Disquisire sulla crisi è un topic da ufficio, da cocktail e da bar; fra luoghi comuni (“l’avevo detto io che l’elettrico…”) e soggettività, banalità semantiche e nostalgie vintage. Se il vero lusso è conoscere, sapere le tendenze per anticiparle e interpretarle, approfondire il futuro del mercato dell’auto è indispensabile. E va ben oltre lo sviluppo di competenze da conversazione sociale.
Che cosa sta succedendo davvero? Che cosa occorre sapere per non trascurare un fenomeno globale? La questione si snoda intorno a un cambiamento di vasta portata, capace di stravolgere la geografia produttiva forse più di quanto abbiano fatto, in questi ultimi anni, pandemia, guerre e chip shortage. L’industria dell’auto, partita a lancia in resta verso la rivoluzione elettrica, fa i conti con una realtà diversa dalle previsioni del marketing: le vetture a ioni di litio, imposte nei fatti dalla Ue, non convincono i clienti. E il cliente, si sa, è sovrano: se non è convinto, non compra, e i numeri parlano chiaramente di una scollatura fra domanda e offerta. Per questo è tempo di tornare a mettere al centro il valore dell’ingegneria e del prodotto. L’automobile è ancora un oggetto del desiderio appagante e desiderabile, ma resta molto lontano da una borsa o da un paio di scarpe. E di certo non è uno smartphone su ruote.

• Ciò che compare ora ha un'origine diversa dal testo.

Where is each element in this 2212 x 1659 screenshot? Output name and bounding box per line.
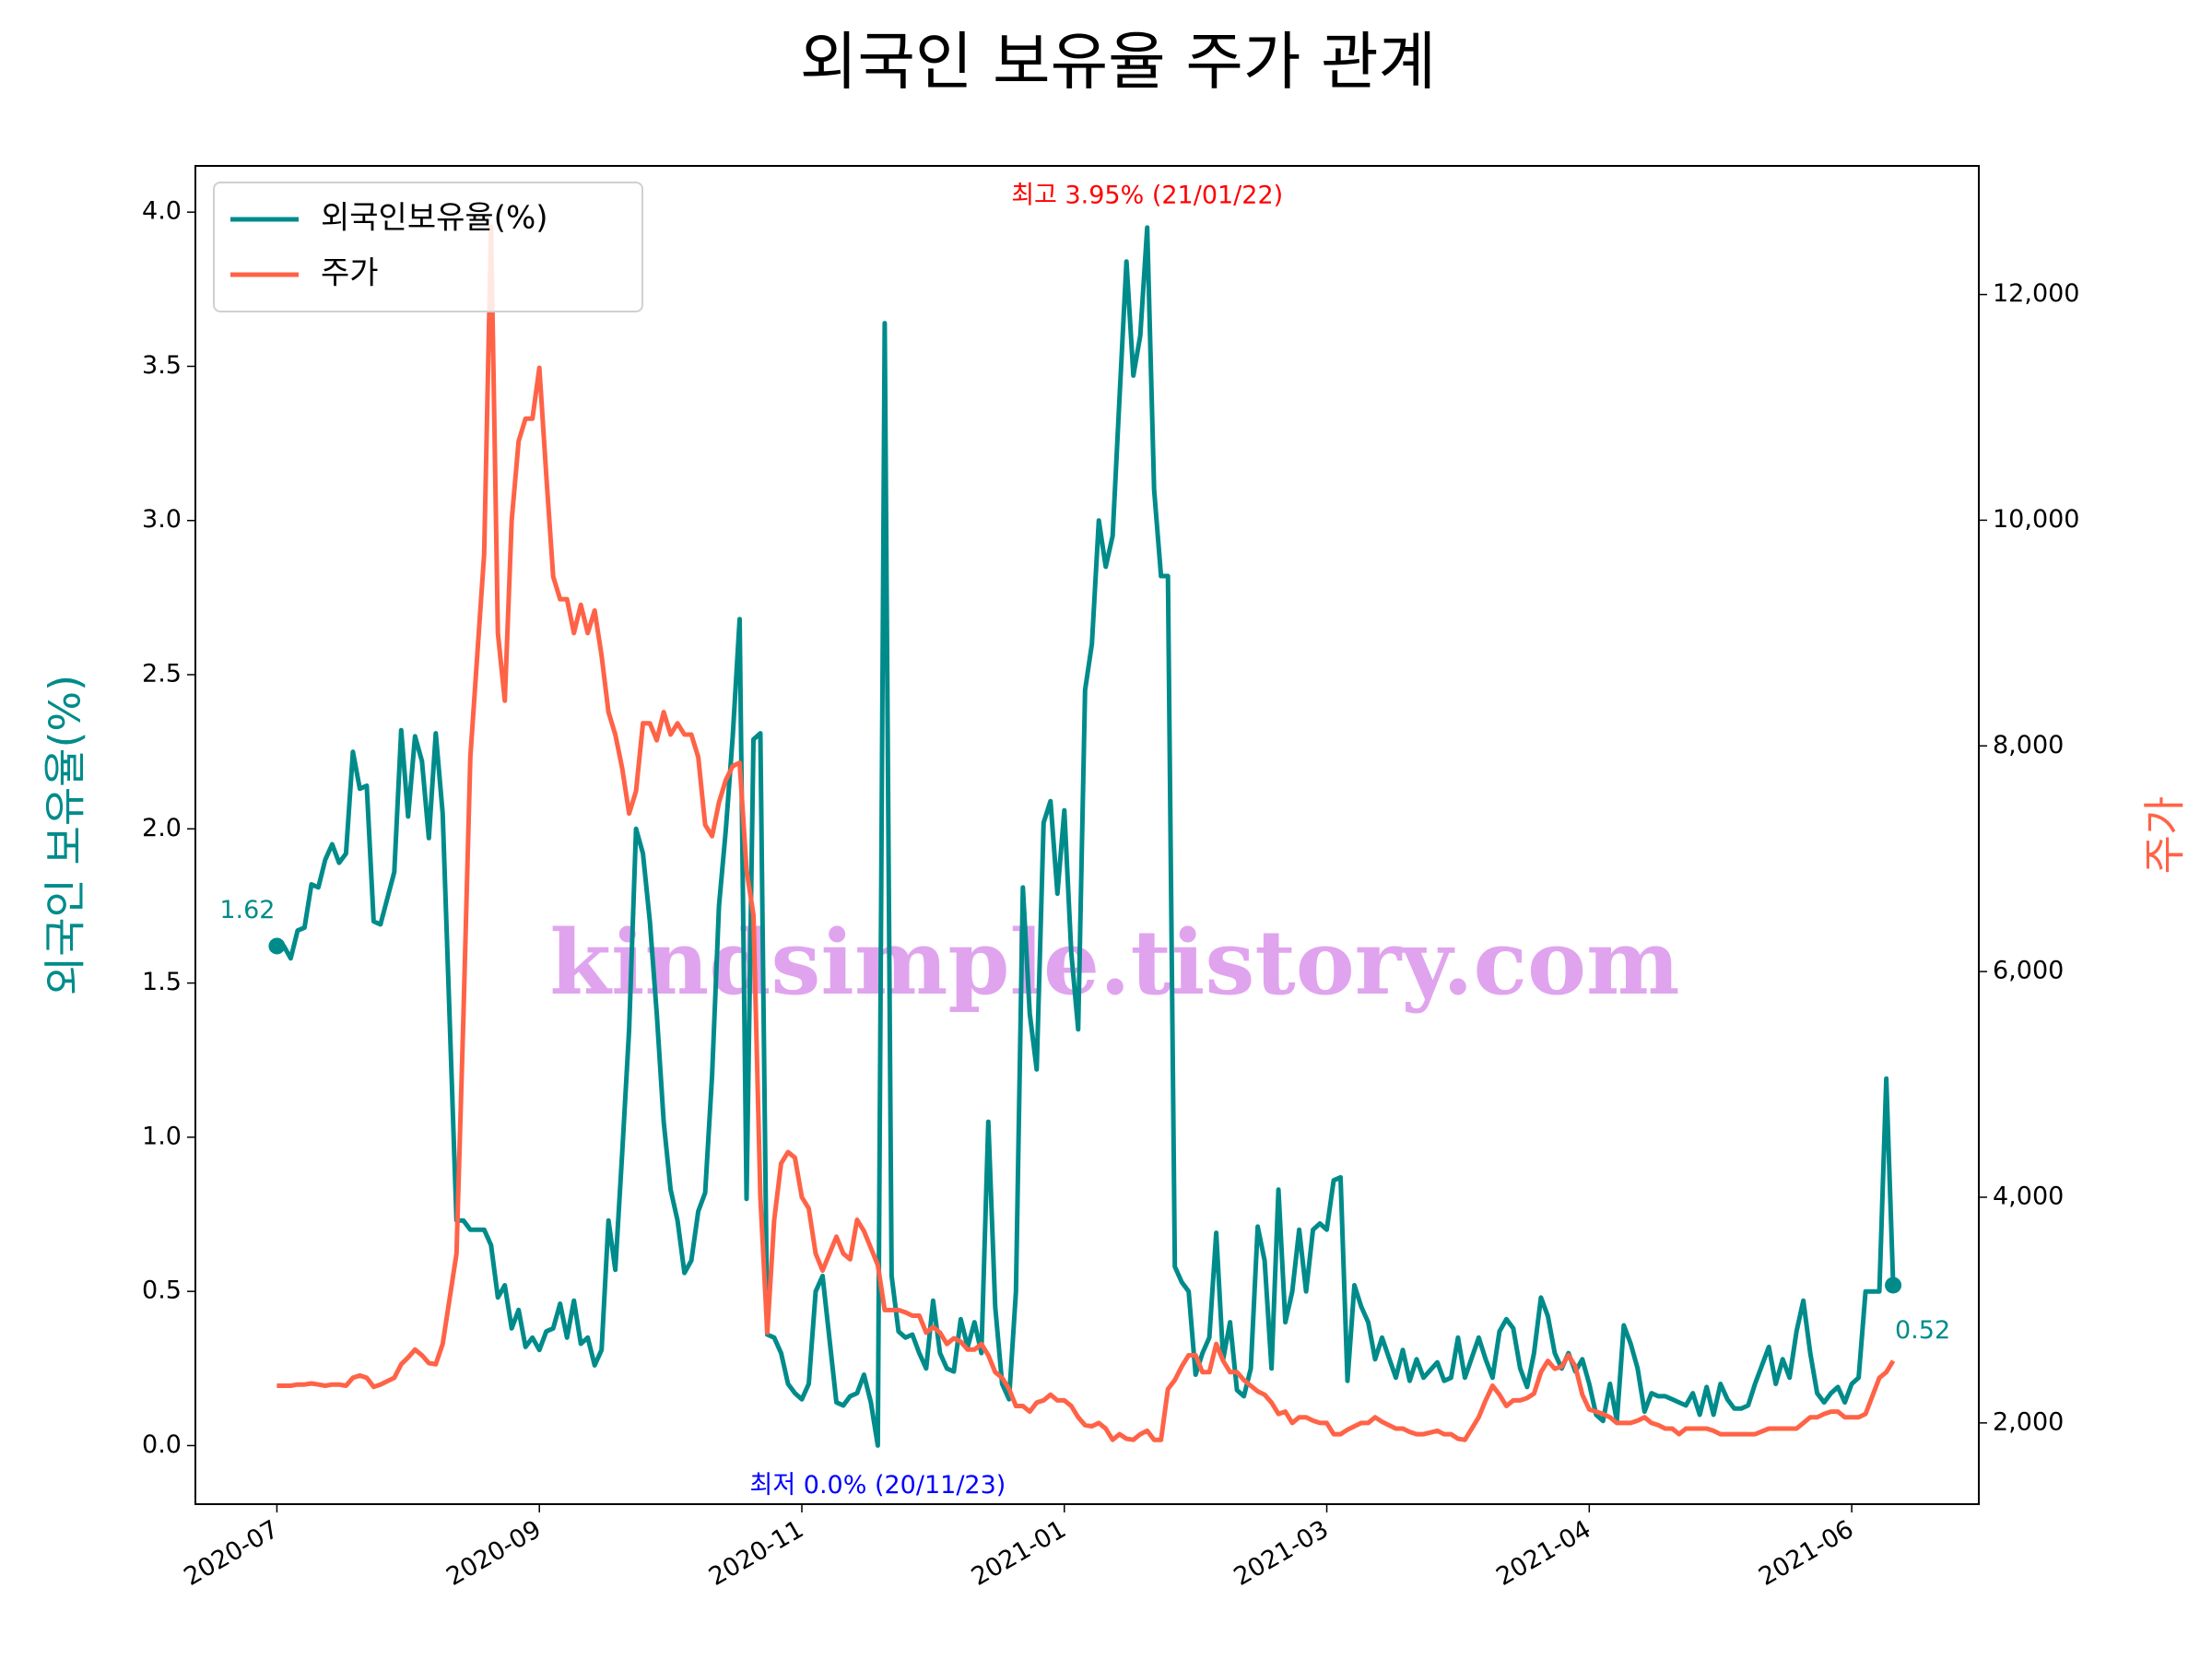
y-tick-label: 4.0	[142, 197, 182, 226]
plot-frame	[194, 165, 1980, 1505]
y-tick-label: 2.0	[142, 814, 182, 842]
legend-label: 주가	[321, 255, 379, 292]
annotation: 0.52	[1895, 1316, 1950, 1345]
y2-tick-label: 6,000	[1993, 957, 2064, 985]
y-tick-label: 3.5	[142, 351, 182, 380]
y2-tick-label: 2,000	[1993, 1407, 2064, 1436]
legend-label: 외국인보유율(%)	[321, 200, 548, 237]
annotation: 최고 3.95% (21/01/22)	[1011, 181, 1283, 209]
y-tick-label: 0.0	[142, 1430, 182, 1459]
end-point	[1885, 1277, 1902, 1294]
watermark: kindsimple.tistory.com	[549, 911, 1679, 1015]
annotation: 1.62	[219, 896, 275, 924]
annotation: 최저 0.0% (20/11/23)	[750, 1471, 1006, 1500]
legend-box	[213, 182, 643, 312]
y-axis-label: 외국인 보유율(%)	[41, 675, 90, 995]
y-tick-label: 1.5	[142, 968, 182, 996]
y-tick-label: 3.0	[142, 505, 182, 534]
y2-tick-label: 4,000	[1993, 1182, 2064, 1210]
y-tick-label: 0.5	[142, 1277, 182, 1305]
y2-tick-label: 8,000	[1993, 731, 2064, 759]
end-point	[268, 937, 286, 955]
line	[276, 224, 1896, 1442]
y2-tick-label: 12,000	[1993, 279, 2079, 308]
line	[276, 225, 1896, 1448]
y-tick-label: 1.0	[142, 1122, 182, 1150]
y-tick-label: 2.5	[142, 660, 182, 688]
y2-axis-label: 주가	[2140, 796, 2190, 875]
y2-tick-label: 10,000	[1993, 505, 2079, 534]
chart-title: 외국인 보유율 주가 관계	[800, 27, 1436, 100]
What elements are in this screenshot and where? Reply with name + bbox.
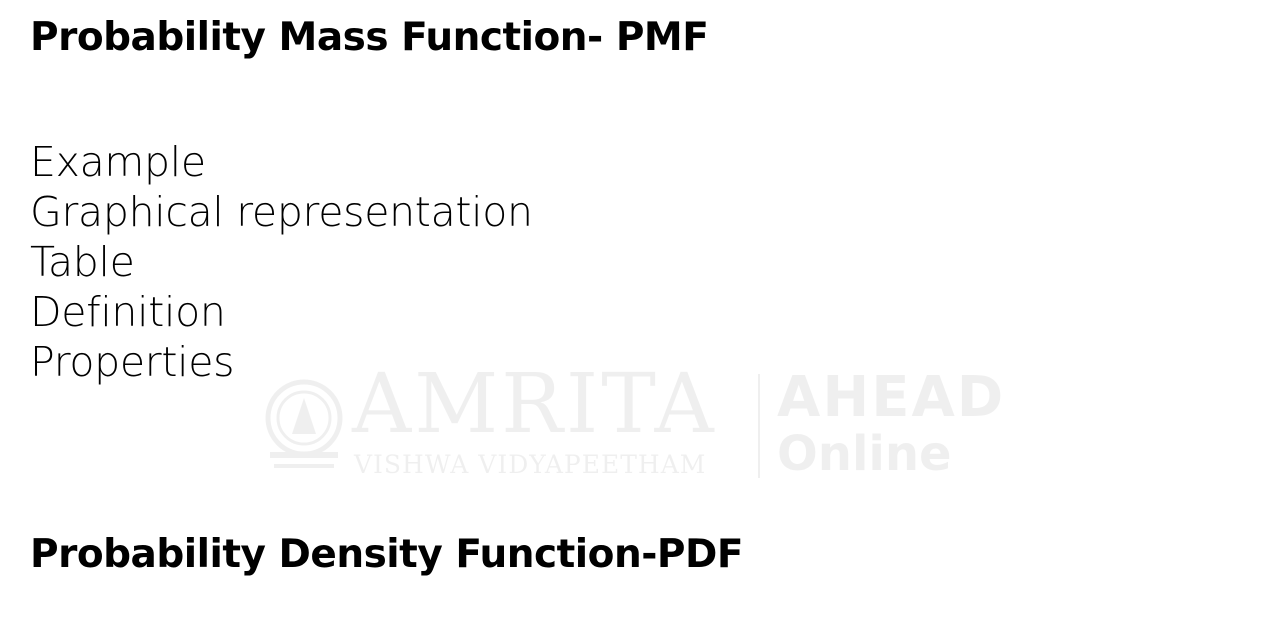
heading-pdf: Probability Density Function-PDF	[30, 532, 744, 577]
amrita-seal-icon	[265, 379, 343, 468]
topic-list: Example Graphical representation Table D…	[30, 137, 533, 387]
topic-item-definition: Definition	[30, 288, 226, 336]
heading-pmf: Probability Mass Function- PMF	[30, 15, 709, 60]
watermark-subtitle: VISHWA VIDYAPEETHAM	[354, 450, 707, 479]
watermark-ahead: AHEAD	[777, 365, 1006, 430]
watermark-divider	[758, 374, 760, 478]
topic-item-graphical-representation: Graphical representation	[30, 188, 533, 236]
topic-item-example: Example	[30, 138, 206, 186]
topic-item-properties: Properties	[30, 338, 235, 386]
watermark-online: Online	[777, 426, 952, 482]
amrita-ahead-watermark: AMRITA VISHWA VIDYAPEETHAM AHEAD Online	[262, 364, 1042, 485]
topic-item-table: Table	[30, 238, 135, 286]
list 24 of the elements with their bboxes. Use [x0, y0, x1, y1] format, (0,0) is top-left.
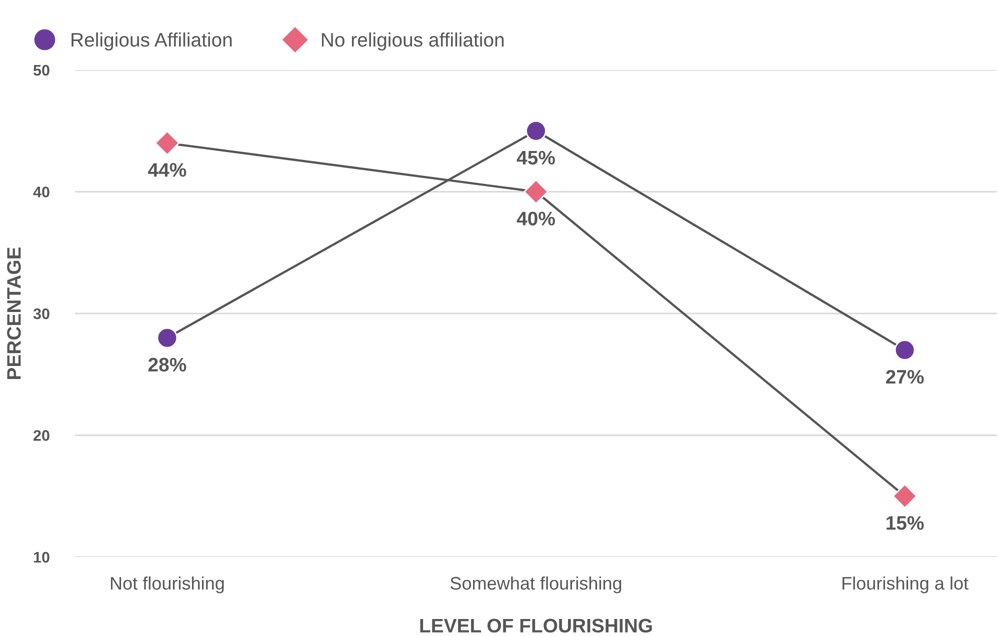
point: [894, 340, 916, 360]
data-label: 45%: [516, 150, 555, 165]
point: [526, 120, 546, 142]
y-tick-label: 30: [33, 308, 50, 320]
x-axis-title: LEVEL OF FLOURISHING: [420, 618, 652, 633]
x-tick-label: Flourishing a lot: [842, 576, 968, 594]
y-tick-label: 50: [33, 64, 50, 76]
y-tick-label: 10: [34, 552, 50, 563]
x-tick-label: Somewhat flourishing: [450, 576, 622, 594]
data-label: 28%: [148, 358, 186, 372]
x-tick-label: Not flourishing: [110, 576, 224, 594]
legend-label: Religious Affiliation: [72, 32, 232, 51]
data-label: 44%: [148, 163, 186, 177]
point: [154, 130, 180, 156]
y-tick-label: 40: [33, 186, 50, 198]
point: [524, 179, 548, 204]
point: [892, 484, 918, 509]
data-label: 40%: [516, 212, 555, 226]
point: [156, 327, 178, 348]
data-label: 27%: [886, 370, 924, 384]
y-tick-label: 20: [34, 430, 50, 441]
y-axis-title: PERCENTAGE: [7, 247, 21, 380]
legend-label: No religious affiliation: [322, 32, 504, 51]
data-label: 15%: [886, 516, 924, 530]
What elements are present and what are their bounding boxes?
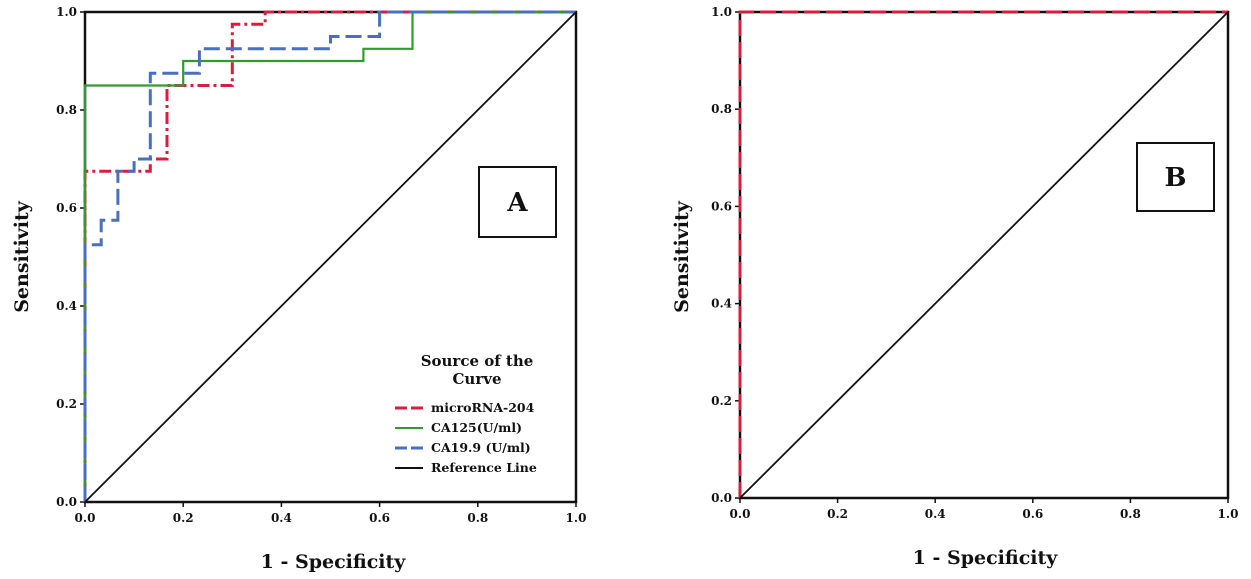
y-tick-label: 0.6 [711,199,732,213]
x-tick-label: 1.0 [566,511,587,525]
panel-label: B [1165,163,1187,193]
y-tick-label: 1.0 [56,5,77,19]
x-axis-title: 1 - Specificity [261,551,407,573]
y-tick-label: 0.2 [56,397,77,411]
legend-entry-label: microRNA-204 [431,400,535,415]
y-tick-label: 0.8 [56,103,77,117]
x-tick-label: 0.2 [173,511,194,525]
y-axis-title: Sensitivity [11,200,33,313]
y-axis-title: Sensitivity [671,200,693,313]
y-tick-label: 0.2 [711,394,732,408]
y-tick-label: 0.0 [56,495,77,509]
x-tick-label: 0.8 [467,511,488,525]
series-line-microrna-204 [83,10,576,502]
x-tick-label: 0.8 [1120,507,1141,521]
legend-title-line: Source of the [421,352,534,370]
panel-label: A [506,188,528,218]
x-tick-label: 0.6 [369,511,390,525]
x-tick-label: 0.4 [271,511,292,525]
y-tick-label: 1.0 [711,5,732,19]
x-tick-label: 0.4 [925,507,946,521]
legend-entry-label: CA125(U/ml) [431,420,522,435]
series-line-reference-line [84,11,577,503]
panel-label-box [1136,142,1215,212]
legend-entry-label: Reference Line [431,460,537,475]
y-tick-label: 0.0 [711,491,732,505]
x-axis-title: 1 - Specificity [913,547,1059,569]
roc-panel-a: 0.0 0.2 0.4 0.6 0.8 1.0 0.0 0.2 0.4 0.6 0.8 1.0 1 - … [11,5,586,573]
y-tick-label: 0.4 [711,297,732,311]
y-tick-label: 0.8 [711,102,732,116]
legend-entry-label: CA19.9 (U/ml) [431,440,531,455]
roc-panel-b: 0.0 0.2 0.4 0.6 0.8 1.0 0.0 0.2 0.4 0.6 0.8 1.0 1 - … [671,5,1238,569]
panel-label-box [478,166,557,238]
x-tick-label: 0.6 [1022,507,1043,521]
x-tick-label: 0.0 [730,507,751,521]
y-tick-label: 0.6 [56,201,77,215]
series-line-series-1 [739,11,1229,499]
x-tick-label: 1.0 [1218,507,1239,521]
legend-title-line: Curve [452,370,501,388]
y-tick-label: 0.4 [56,299,77,313]
x-tick-label: 0.0 [75,511,96,525]
series-line-series-0 [738,10,1228,498]
x-tick-label: 0.2 [827,507,848,521]
series-line-ca19-9-u-ml [83,10,576,502]
series-line-ca125-u-ml [83,10,576,502]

La nuova partita dell’auto si gioca quindi su macrotemi che comprendono il passaggio dal premium al luxury con un ritorno del vintage, che frena l’ondata di veicoli a pile, e un livello di personalizzazione che diventa espressione di sé. E soprattutto si gioca sulla qualità del prodotto.
Lusso nel rispetto del Dna. Un esempio tra tutti è Ferrari, da sempre considerato un brand di lusso per la cura artigianale dei suoi modelli. La casa di Maranello dall’anno della sua fondazione, il lontano 1947, mantiene il suo Dna fatto di sportività ed eccellenza made in Italy. Lo sviluppo di nuove divisioni come, appunto, il lifestyle, è un omaggio all’eleganza senza tempo del Cavallino Rampante, che sfrutta il proprio know-how per abbracciare nuovi business: una collezione di moda ispirata allo stile, all’innovazione e alle prestazioni dei modelli del marchio. Ma le competenze e gli stilemi dei relativi mercati di riferimento, la moda da una parte e l’automotive dall’altra, sono ben distinti nelle finalità, creative e tecniche.